"Lady Teazle?" asked Hildegarde, laughing.
"A different branch!" replied Rose, "but just as prickly. The fuller's teasel,—do you know about it, dear?"
"No, Miss Encyclopædia, I do not!" replied Hildegarde, with some asperity. "You know I never know anything of that kind; tell me about it!"
"Well, it is very curious," said Rose, taking the great bunch of mourning-bride that her friend handed her, and separating the flowers daintily. "The flower-heads of this teasel, when they are dried, are covered with sharp curved hooks, and are used to raise the nap on woollen cloth. No machine or instrument that can be invented does it half so well as this dead and withered blossom. Isn't that interesting?"
"Very!" said Hildegarde. "Oh, dear! oh, dear!"
"What is the matter?" cried Rose, in alarm. "Has something stung you? Let me—"
"Oh, no!" said Hildegarde, quickly. "I was only thinking of the appalling number of things there are to know. They overwhelm me! They bury me! A mountain weighs me down, and on its top grows a—a teasel. Why, I never heard of the thing! I am not sure that I am clear what a fuller is, except that his earth is advertised in the Pears' soap-boxes."
They both laughed at this, and then Hildegarde bent with renewed energy over a bed of feathered pinks of all shades of crimson and rose-color.

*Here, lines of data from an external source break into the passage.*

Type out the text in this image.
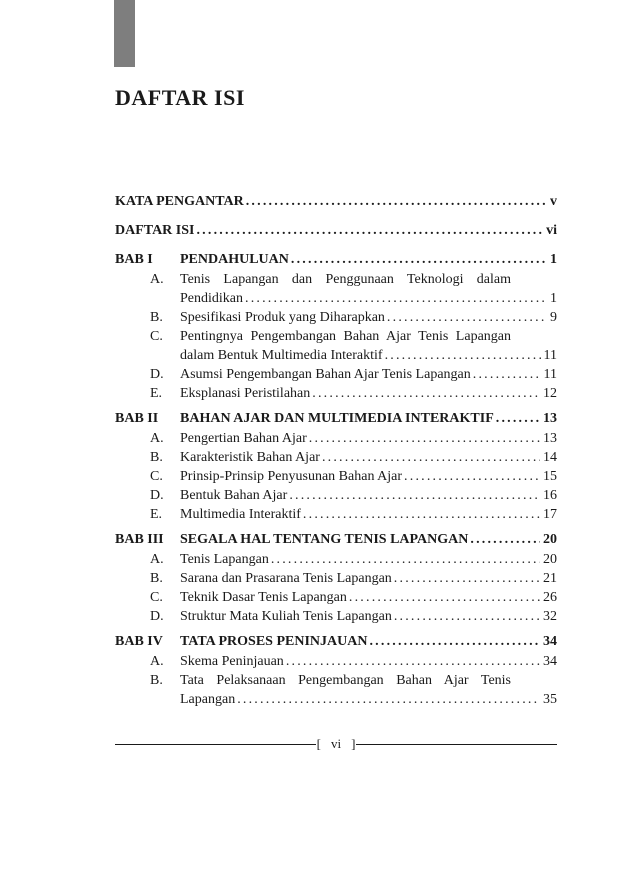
DAFTAR ISI
KATA PENGANTAR .....	v
DAFTAR ISI .....	vi
BAB I	PENDAHULUAN .....	1
A.	Tenis Lapangan dan Penggunaan Teknologi dalam
Pendidikan .....	1
B.	Spesifikasi Produk yang Diharapkan .....	9
C.	Pentingnya Pengembangan Bahan Ajar Tenis Lapangan
dalam Bentuk Multimedia Interaktif .....	11
D.	Asumsi Pengembangan Bahan Ajar Tenis Lapangan .....	11
E.	Eksplanasi Peristilahan .....	12
BAB II	BAHAN AJAR DAN MULTIMEDIA INTERAKTIF .....	13
A.	Pengertian Bahan Ajar .....	13
B.	Karakteristik Bahan Ajar .....	14
C.	Prinsip-Prinsip Penyusunan Bahan Ajar .....	15
D.	Bentuk Bahan Ajar .....	16
E.	Multimedia Interaktif .....	17
BAB III	SEGALA HAL TENTANG TENIS LAPANGAN .....	20
A.	Tenis Lapangan .....	20
B.	Sarana dan Prasarana Tenis Lapangan .....	21
C.	Teknik Dasar Tenis Lapangan .....	26
D.	Struktur Mata Kuliah Tenis Lapangan .....	32
BAB IV	TATA PROSES PENINJAUAN .....	34
A.	Skema Peninjauan .....	34
B.	Tata Pelaksanaan Pengembangan Bahan Ajar Tenis
Lapangan .....	35
[ vi ]
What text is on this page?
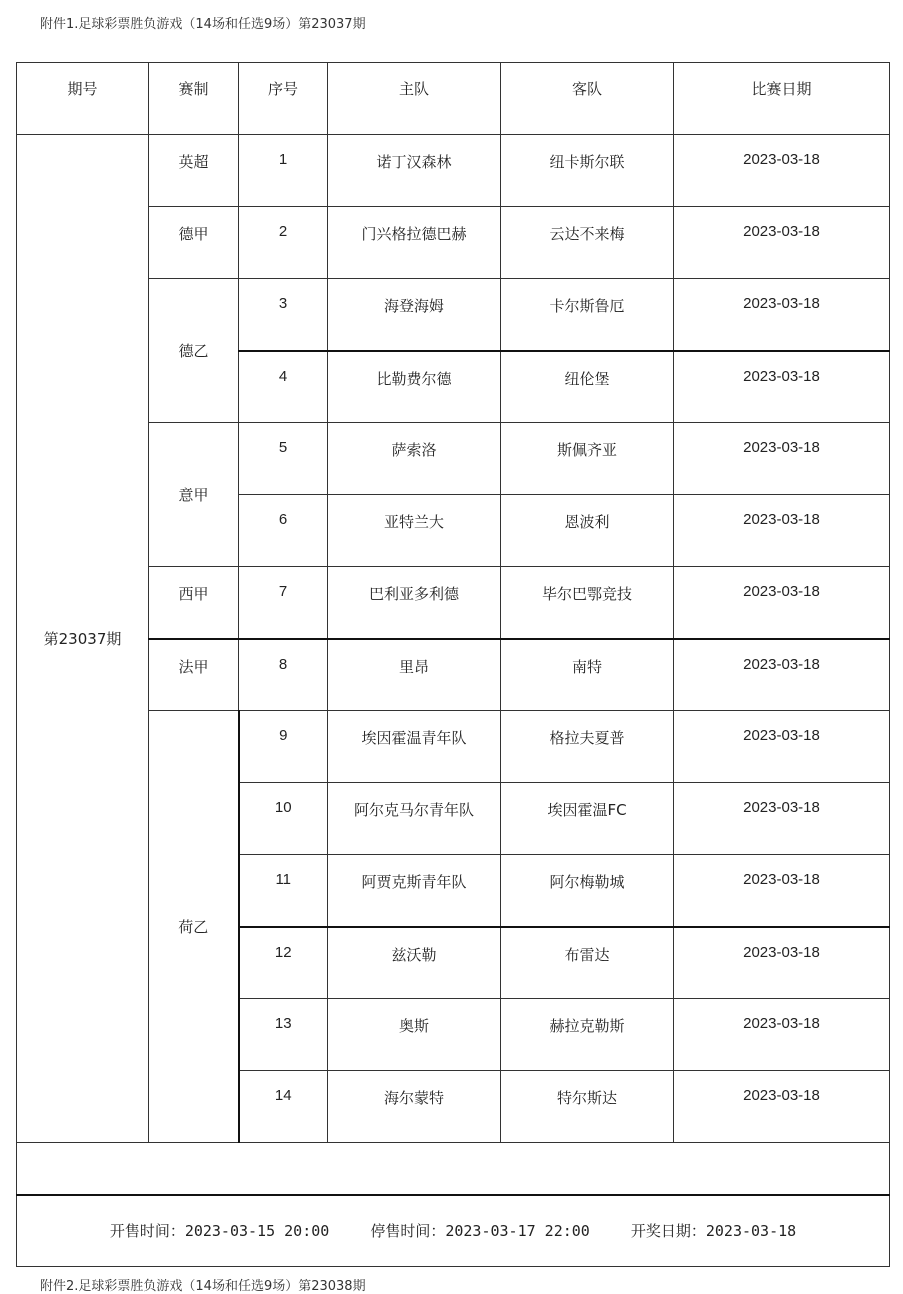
附件1.足球彩票胜负游戏（14场和任选9场）第23037期
期号	赛制	序号	主队	客队	比赛日期
第23037期	英超	1	诺丁汉森林	纽卡斯尔联	2023-03-18
	德甲	2	门兴格拉德巴赫	云达不来梅	2023-03-18
	德乙	3	海登海姆	卡尔斯鲁厄	2023-03-18
		4	比勒费尔德	纽伦堡	2023-03-18
	意甲	5	萨索洛	斯佩齐亚	2023-03-18
		6	亚特兰大	恩波利	2023-03-18
	西甲	7	巴利亚多利德	毕尔巴鄂竞技	2023-03-18
	法甲	8	里昂	南特	2023-03-18
	荷乙	9	埃因霍温青年队	格拉夫夏普	2023-03-18
		10	阿尔克马尔青年队	埃因霍温FC	2023-03-18
		11	阿贾克斯青年队	阿尔梅勒城	2023-03-18
		12	兹沃勒	布雷达	2023-03-18
		13	奥斯	赫拉克勒斯	2023-03-18
		14	海尔蒙特	特尔斯达	2023-03-18

开售时间：2023-03-15 20:00 停售时间：2023-03-17 22:00 开奖日期：2023-03-18					
附件2.足球彩票胜负游戏（14场和任选9场）第23038期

"A mountain!" said Rose, slowly and thoughtfully, as she laid the blossoms together and tied them up in small posies. "Yes, Hilda, so it is! but a mountain to climb, not to be buried under. To think that we can go on climbing, learning, all our lives, and always with higher and higher peaks above us, soaring up and up,—oh, it is glorious! What might be the matter with you to-day, my lamb?" she added; for Hildegarde groaned, and plunged her face into a great white lily, withdrawing it to show a nose powdered with virgin gold. "Does your head ache?"
"I think the sturgeon is at the bottom of it," was the reply. "I have not yet recovered fully from the humiliation of having been so frightened by a sturgeon, when I had been brought up, so to speak, on the 'Culprit Fay.' I have eaten caviare too," she added gloomily,—"odious stuff!"